According to the report from Park Police from Det. Crystal Lopez, Brennan was riding his bicycle around 12:43 p.m. on June 1 when he ran into an 18-year-old man and two 19-year-old women. Documents state that Brennan then got off his bicycle and asked to see the flyers.
Documents state that Brennan grabbed flyers from the man, then grabbed one of the women’s arms and tried to take flyers from her, but she got away. The man who had been accosted then started recording the encounter.
The video showed Brennan approaching the other woman in the group, who got trapped between him and a fence while the first woman screamed “Do not touch her. She has nothing. Do not touch her, sir.”
Brennan then grabbed a water bottle from the woman seen in the video and a roll of blue tape around her arm, bruising her.
Brennan paused, then grabbed his bike and rushed toward the man filming, pushing him to the ground. Documents state that Brennan held the man down with his bike, before the man ran away.
Brennan then biked toward the group, who he called “deviants” and accused of starting riots. Brennan circled the teens and taunted them, trying unsuccessfully to punch the man with a closed fist, documents state. He then biked away.

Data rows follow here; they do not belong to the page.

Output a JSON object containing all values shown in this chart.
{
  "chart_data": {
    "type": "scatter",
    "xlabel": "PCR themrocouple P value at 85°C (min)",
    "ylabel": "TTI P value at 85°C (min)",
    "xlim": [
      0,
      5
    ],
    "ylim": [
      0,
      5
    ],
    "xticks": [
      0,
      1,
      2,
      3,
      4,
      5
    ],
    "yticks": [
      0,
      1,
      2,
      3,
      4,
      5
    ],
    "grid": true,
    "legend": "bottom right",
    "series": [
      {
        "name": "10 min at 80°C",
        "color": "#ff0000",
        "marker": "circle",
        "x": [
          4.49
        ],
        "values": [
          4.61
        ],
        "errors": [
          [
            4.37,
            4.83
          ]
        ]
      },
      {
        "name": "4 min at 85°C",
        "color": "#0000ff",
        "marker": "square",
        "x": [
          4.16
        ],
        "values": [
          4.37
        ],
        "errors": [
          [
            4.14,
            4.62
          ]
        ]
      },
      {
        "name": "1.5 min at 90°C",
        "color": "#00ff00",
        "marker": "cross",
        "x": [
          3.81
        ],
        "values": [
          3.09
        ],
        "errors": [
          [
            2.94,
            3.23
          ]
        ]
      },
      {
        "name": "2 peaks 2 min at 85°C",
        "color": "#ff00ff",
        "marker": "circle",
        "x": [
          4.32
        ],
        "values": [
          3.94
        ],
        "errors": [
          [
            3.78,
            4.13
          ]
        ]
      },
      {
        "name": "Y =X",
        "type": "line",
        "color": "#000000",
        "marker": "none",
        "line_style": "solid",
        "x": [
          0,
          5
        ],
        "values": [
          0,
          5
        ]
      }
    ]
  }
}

Police wrote that they identified the bicyclist as Brennan through a combination of anonymous tips, facial recognition software and a driver’s license photo of Brennan.
Police wrote that officers started surveilling Brennan at his Kensington home shortly after 8 a.m. on Friday. Brennan and his son then left the house and the two drove off together, running a stop sign at Baltimore and Connecticut avenues.
A Montgomery County police officer later stopped Brennan in the parking lot of the nearby Holy Redeemer Catholic Church and told him he had run the stop sign. Brennan told police he had hired Jezic as his attorney and had been advised not to answer questions.
After giving Jezic’s phone number to police, Brennan and his son were allowed to go, documents state.
Jezic told WTOP on Saturday that Brennan was on his way to see a priest that morning, but decided to go straight to Jezic’s office after the police stop.
Jezic told Bethesda Beat on Monday that Brennan realized he was a suspect when police stopped him.
Later on Friday, Jezic spoke with McCarthy and Lopez, agreeing to a search of Brennan’s house. Authorities found the bicycle, helmet and other evidence either in the home or nearby. Police obtained an arrest warrant before Brennan turned himself in.
Brennan is charged with three counts of second-degree assault. No court date is listed in the state’s court records, and Jezic told WTOP that they hope to resolve the matter without a court appearance.
Jezic confirmed to Bethesda Beat on Monday that Brennan has been fired from his job with MadeToOrder Inc., a creative services company based in California.
Brennan formally apologized for his actions last week in a statement released by his attorneys.
“I am sick with remorse for the pain and fear I caused the victims on the trail, and online. I am cooperating fully with authorities. I am committed to making amends by addressing, through counseling, the underlying issues that led to my abhorrent behavior,” he said.